The weirder thing is that I feel like I shouldn’t be proud of losing 60 pounds. I’m proud that I can run seven miles and that I’m strong enough to do things for myself, but I don’t know how to deal with going from a size 20 to a size 12. (And that, my friends, is a bigger difference than I thought it would be.) Obviously, I am proud, but I sometimes feel that being proud of myself is somehow rejecting the person I was before and just another way of thinking more positively about myself because of my weight. I wish I could just be proud of myself for winning a Nobel Prize or something. But that involves winning a Nobel Prize and seems pretty difficult.

I would never want someone in my life to think badly about themselves because of the number the scale tells them. For some reason I’m afraid that by losing weight I will send the message that being overweight isn’t okay. At 220 pounds I was still the same person I am now, but when I look at pictures of myself from two years ago I can remember feeling so different about myself. I have had so many experiences where people judged me because of my weight or they pushed it into my head that I needed to be thin in order to be a worthwhile individual. Maybe by not taking care of myself, I was rebelling against that idea in a way. Overall I know that there is nothing wrong with wanting to be healthier, and I need to tell myself that. I don’t have to feel guilty about losing weight.
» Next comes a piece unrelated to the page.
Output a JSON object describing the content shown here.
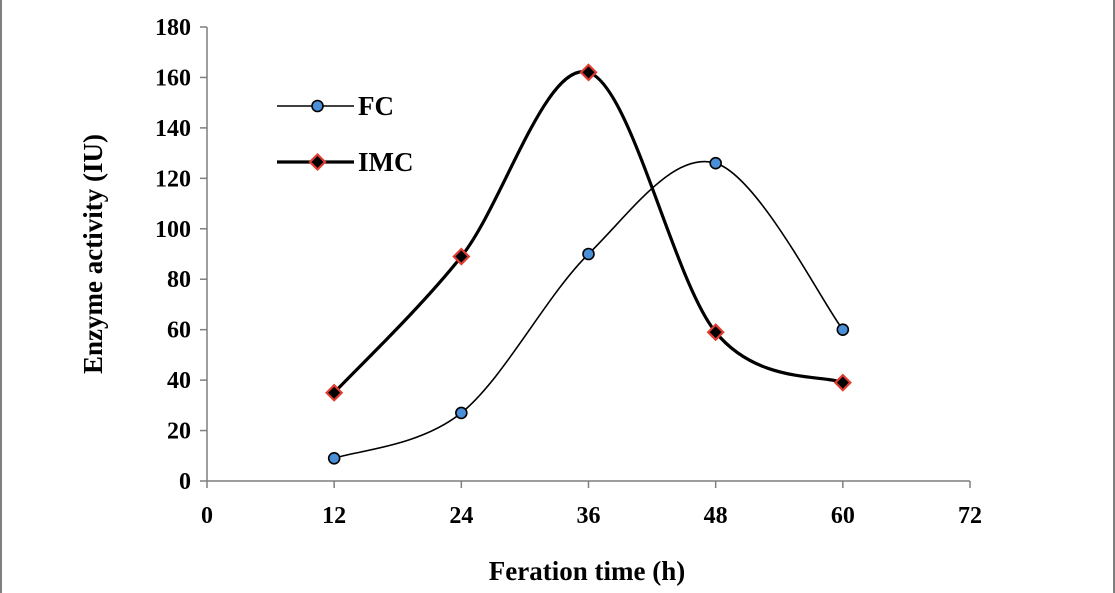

I have a family with a history of obesity, heart problems and diabetes and that’s not where I want to find myself as I grow older. It’s not the number on the scale that I’m necessarily after—it’s a need to lead a healthy lifestyle.

And I seriously hope that my inner fat girl sticks around because people who grew up thin just do not get it. I don’t want to be one of those people. If I ever am, someone please punch me in the face.

Even more, I hope that I remember these things when the scale and I reconcile.

Monday, September 8, 2008

Man, I'm all about the blogging today.

A photo from a little over two years ago:


And a photo from this summer, about sixty pounds later:



I tend to not realize there is a difference until I put photos side by side. I don't think the photo of me from this summer is particularly attractive, by the way, but its the one that made a few people comment for the first time on my weight loss... so since I was grabbing one to stick on here, that one worked.

Its a strange thing, this weight loss. And yes, yes I am trailer park fabulous.

Furthermore...

I hate when I meet someone and remember exactly where I met them and their name and all kinds of things about them and then later see them again and they have no clue they've ever seen me before. This happens a lot.

I must be exceptionally forgettable.

Disaster strikes...

I am ridiculously accident prone lately. In only the past few days I have done the following:

1. Went for a run and faceplanted into a ditch.
2. Nearly been eaten by my neighbor's evil dog.
3. Sliced my hand open (the part that wasn't already sliced open from the faceplanting) while doing dishes.
4. Spilled red wine at a wedding... all over a very understanding bridesmaid as well as the BRIDE. WHO DOES THAT?
5. Nearly killed an owl (and myself and my passengers) cause it freaked me out and was strolling across the road while I was driving at night.

I'm thinking I should never leave the house again.